Had she put these queries point-blank, he would have denied them definitely and emphatically, and there would have been an end. But she was far too clever for that. She plied him with sly hints and deft insinuation. Then, when he began to scent her purpose, she took another tack. “Did he really admire women of the Sunday Weeks type? Did he honestly think that the unconventional, wilful, whimsical Sunday, while perfectly charming in the unmarried state, could be tamed to matrimony? Was he willing to have his ideal of womanhood judged by this disturbingly fascinating creature of the 'sober gray eyes and piquant chin'?”
Naturally he felt called upon to endorse his heroine, to defend her. Loyalty to his art demanded that much. Then, too, there recurred to him thoughts of Jane Temple. He could truthfully say that Sunday was a wholly imaginative character, that she had no “original.” And yet subconsciously he knew that all the time he was creating her there had been before him a vision of Jane. Not a very distinct vision, to be sure. It had been some years since he had seen her. But that bit about the sober gray eyes and the piquant chin Jane was responsible for.
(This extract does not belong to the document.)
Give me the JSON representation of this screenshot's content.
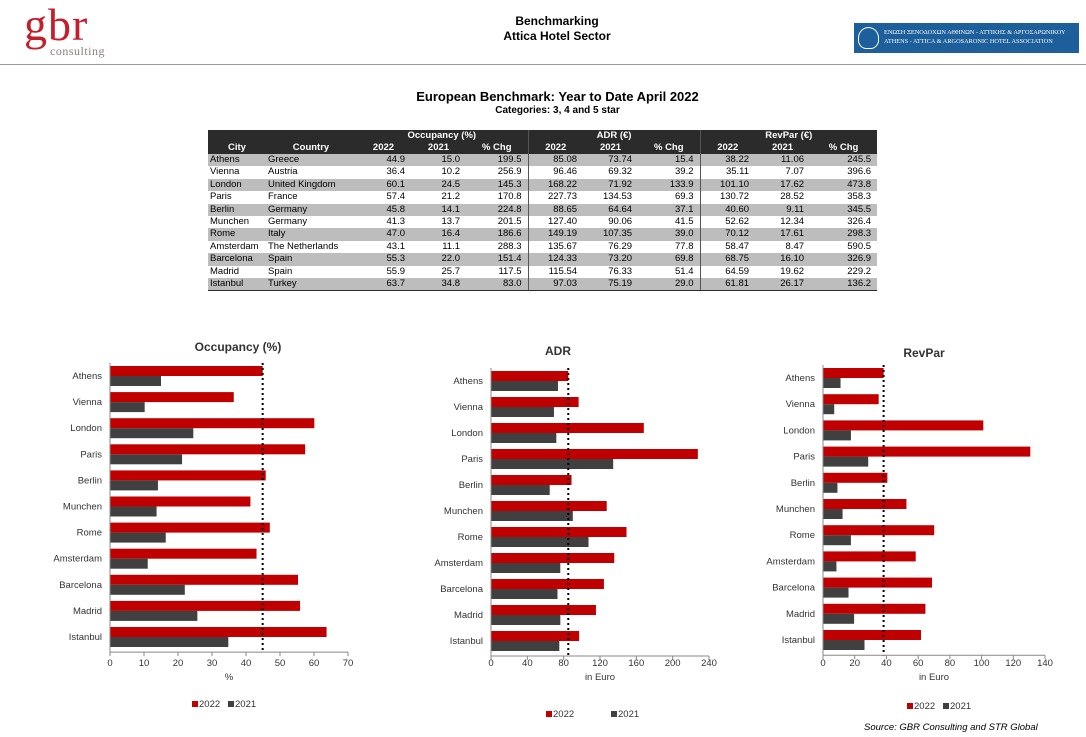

He could never forget those eyes of Jane's. He was not so certain about the chin. It might have been piquant; and then again, it might not. At any rate, it had been adorable, for it was Jane's.
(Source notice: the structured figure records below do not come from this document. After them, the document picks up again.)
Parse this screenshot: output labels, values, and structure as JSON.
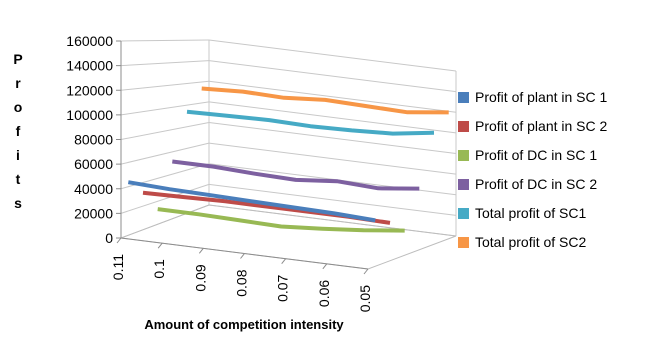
{
  "chart_data": {
    "type": "line",
    "subtype": "3d-line",
    "title": "",
    "ylabel_chars": [
      "P",
      "r",
      "o",
      "f",
      "i",
      "t",
      "s"
    ],
    "xlabel": "Amount of competition intensity",
    "categories": [
      "0.11",
      "0.1",
      "0.09",
      "0.08",
      "0.07",
      "0.06",
      "0.05"
    ],
    "ylim": [
      0,
      160000
    ],
    "yticks": [
      "0",
      "20000",
      "40000",
      "60000",
      "80000",
      "100000",
      "120000",
      "140000",
      "160000"
    ],
    "ytick_values": [
      0,
      20000,
      40000,
      60000,
      80000,
      100000,
      120000,
      140000,
      160000
    ],
    "grid": true,
    "legend_position": "right",
    "series": [
      {
        "name": "Profit of plant in SC 1",
        "color": "#4a7ebb",
        "values": [
          59000,
          57000,
          56000,
          55000,
          54000,
          53000,
          51000
        ]
      },
      {
        "name": "Profit of plant in SC 2",
        "color": "#be4b48",
        "values": [
          40000,
          41000,
          42000,
          42000,
          42000,
          42000,
          41000
        ]
      },
      {
        "name": "Profit of DC in SC 1",
        "color": "#98b954",
        "values": [
          16000,
          16000,
          15000,
          14000,
          17000,
          21000,
          26000
        ]
      },
      {
        "name": "Profit of DC in SC 2",
        "color": "#7d60a0",
        "values": [
          59000,
          59000,
          57000,
          56000,
          60000,
          58000,
          63000
        ]
      },
      {
        "name": "Total profit of SC1",
        "color": "#46aac5",
        "values": [
          102000,
          103000,
          104000,
          103000,
          104000,
          106000,
          112000
        ]
      },
      {
        "name": "Total profit of SC2",
        "color": "#f79646",
        "values": [
          117000,
          119000,
          118000,
          121000,
          120000,
          119000,
          124000
        ]
      }
    ]
  }
}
So, while some of his enthusiasm in the defence of Sunday Weeks was due to artistic fervor, more of it was prompted by thoughts of Jane Temple. He did not pretend, he declared, to speak for other men; but as for himself, he liked Sunday—he liked her very much.
The shrewd eyes of the “lady journalist” glistened. She knew her cue when she heard it. Throwing her first theory to the four winds, she eagerly gripped this new and tangible fact.
“Then she really is your ideal?”
He had not thought much about it, but he presumed that in a sense she was.
“But suppose now, Mr. Brown, just suppose you should some day run across a young woman exactly like the Sunday Weeks you have described: would you marry her?”